Être surprise par nul autre que Pierre-Léon Lalonde, mon chauffeur volontaire pour le retour à Québec qui est débarqué sans prévenir, et prendre la route plus tôt que prévu avec lui et sa charmante Pauline. S'endormir malgré la conversation intéressante. Retrouver son espace et ses chats le temps de le dire, rester avec eux le plus longtemps possible pour rattraper les caresses perdues.

Prendre le traversier pour se diriger vers la Rive-Sud pour ce rendez-vous tant espéré avec The Tea Party, groupe-culte qui en a précédé tant d'autres dans son coeur. Sourire devant un Jeff Burrows mâchant de la gomme comme si ça faisait partie de son jeu de drums, mais surtout devant cette coupe qu'il arborait, très à la François Jean des B.B. Puis être sous l'emprise de Jeff Martin, qui changeait de guitare à chaque chanson (M. Martin ayant l'oreille absolue, on ne voudrait pas changer de place avec le roadie chargé de tuner chacun des instruments), et qui y allait d'interventions dignes de son charme, presque cheesy pour certaines ("The Tea Party will never say goodbye again"), d'autres plutôt remplies de sarcasme ("There have been a lot of rumors about me... They're all true"). Et enfin voir avec plaisir Stuart Chatwood se balancer au clavier comme on l'a vu faire dans les vidéos. Ce groupe, ce groupe, ce groupe. Vouloir le voir, l'entendre, encore et encore.

Dormir tard avec ses chats. Ne pas foutre grand-chose, à part ses ongles, d'une couleur qu'on n'avait pas portée depuis longtemps. Profiter de son balcon. Regarder les photos de son petit voyage. Siester avec les chats. Fainéante, qu'on avait dit.









lundi 1 août 2011






Un film qui m'a laissée plus que perplexe avec sa citation de Job en introduction et ses deux ou trois passes de pseudo-documentaires sur la création de l'Univers. Un après-midi au soleil et sous les jets d'eau, une soirée avec Yoav, et même son plus récent album signé (étant donné le nom que je porte, j'ai eu droit à son attention quelques minutes de plus que les autres).

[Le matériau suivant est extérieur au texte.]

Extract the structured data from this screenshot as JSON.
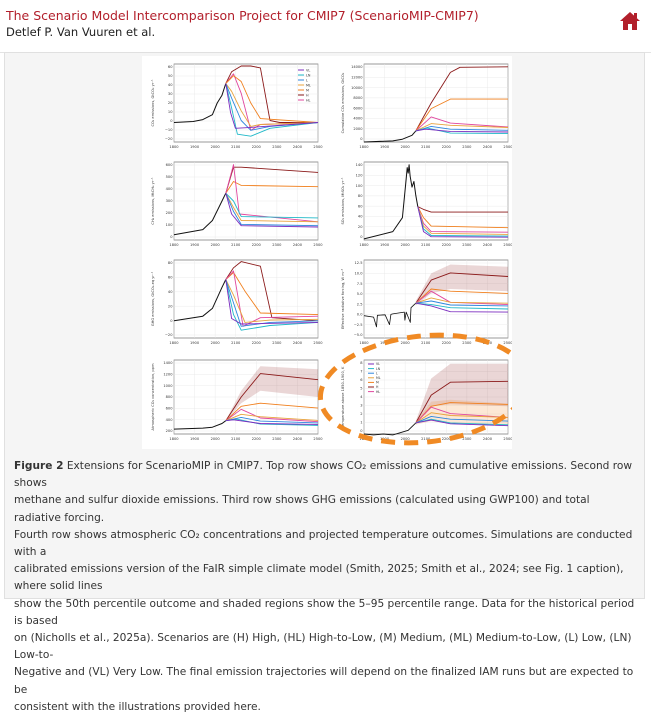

Un vendredi à préparer le départ, à revisiter sa coiffeuse (qui s'inquiétait et craignait de ne plus me voir; non non, c'est normal pour moi d'y aller qu'une seule fois par année), puis à partir pour vrai et à chercher à trois têtes tout le temps requis pour sortir de Québec et traverser le pont le mot «chapelure». Arriver chez ses parents (qui sont en tournée de camping en Estrie), revoir son frère et le boxer Max, des amis, se rendre au fameux party du parking; et carrément oublier de manger des ployes et des teriyakis (merdeeeee).

Survivre à la courte nuit et quitter pour Moncton parce qu'Arcade Fire et U2 nous attendent. Passer quelques heures avec des amis du copain d'une amie, à boire une ou deux bières en les écoutant faire du «boum boum». Et ensuite marcher pendant ce qui a semblé des heures, dans de la bouette la plupart du temps, pour se rendre au foutu site où les groupes sus-mentionnés donnaient leur show. Revoir Régine et être charmée à nouveau par toute sa bande; être éblouie par Bono et les autres, la scène, l'écran. Nouveau périple dans la vase, puis dodo. Mon pauvre dos, mes pauvres pieds.

Retrouver la plage par un après-midi ensoleillé, s'étendre sur le sable et nager dans la mer, se laisser emporter par les vagues. Manger au St. James' Gate, y boire un martini et penser pour un instant qu'on est sophistiqué, puis filer vers un feu entre jeunes gens tous en congé le lendemain pour la fête du Nouveau-Brunswick.

Regagner Edmundston tout à l'heure. Regarder des films avec le frère et sa copine et leur 'tit Max. Relaxer. Réfléchir au retour à Québec. Les vacances ne sont pas finies.